In recent years, ITT has increasingly been the subject of numerous state and federal investigations, and this year it was twice found out of compliance with its accreditor’s standards. ITT was recently sued by the federal government over accusations of predatory lending.

“It is with profound regret that we must report that ITT Educational Services, Inc . will discontinue academic oparations at all of its ITT Technical Institutes,” a statement from ITT said. “With what we believe is a complete disregard by the U.S. Department of Education for due process to the company, hundreds of thousands of current students and alumni and more than 8,000 employees will be negatively affected.”

ITT offered on-campus and online vocational classes to students. ITT said they will not offer classes during the September quarter after having exhausted alternatives, including transfer of the schools to a non-profit or public institution.

In August, ITT’s accreditor, the Accrediting Council for Independent Colleges and Schools (ACICS) determined that ITT “is not in compliance, and is unlikely to become in compliance with [ACICS] Accreditation Criteria,” according to a statement from the U.S. Department of Education.
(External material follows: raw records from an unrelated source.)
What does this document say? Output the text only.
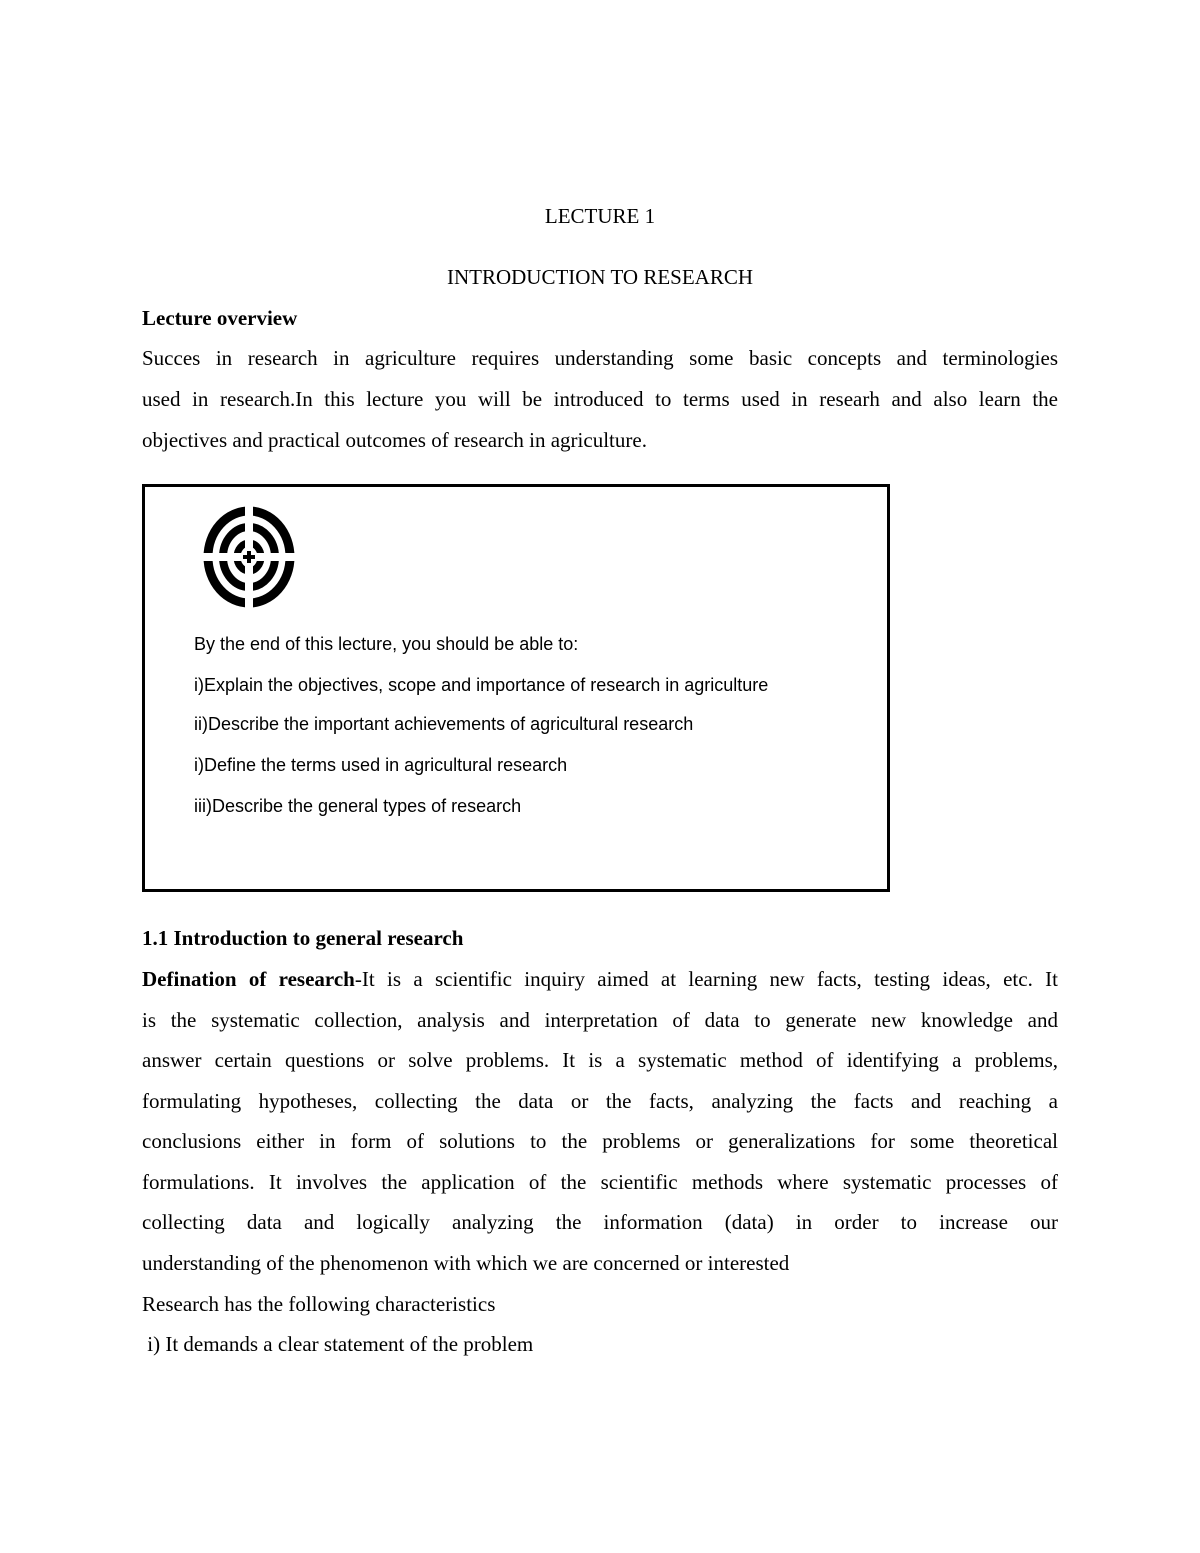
LECTURE 1
INTRODUCTION TO RESEARCH
Lecture overview
Succes in research in agriculture requires understanding some basic concepts and terminologies
used in research.In this lecture you will be introduced to terms used in researh and also learn the
objectives and practical outcomes of research in agriculture.
By the end of this lecture, you should be able to:
i)Explain the objectives, scope and importance of research in agriculture
ii)Describe the important achievements of agricultural research
i)Define the terms used in agricultural research
iii)Describe the general types of research
1.1 Introduction to general research
Defination of research-It is a scientific inquiry aimed at learning new facts, testing ideas, etc. It
is the systematic collection, analysis and interpretation of data to generate new knowledge and
answer certain questions or solve problems. It is a systematic method of identifying a problems,
formulating hypotheses, collecting the data or the facts, analyzing the facts and reaching a
conclusions either in form of solutions to the problems or generalizations for some theoretical
formulations. It involves the application of the scientific methods where systematic processes of
collecting data and logically analyzing the information (data) in order to increase our
understanding of the phenomenon with which we are concerned or interested
Research has the following characteristics
i) It demands a clear statement of the problem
In a letter to current students, U.S. secretary of education John King acknowledged that the department’s sanctions put millions of dollars in taxpayer-funded federal student aid at risk, if the school chose to close rather than take corrective actions.

“The Department of Education took oversight actions to prevent ITT from continuing to add to that risk,” King wrote. “When we made that decision, we did not take it lightly.”

King says current students will be eligible to have loans forgiven if they want to start over at another school.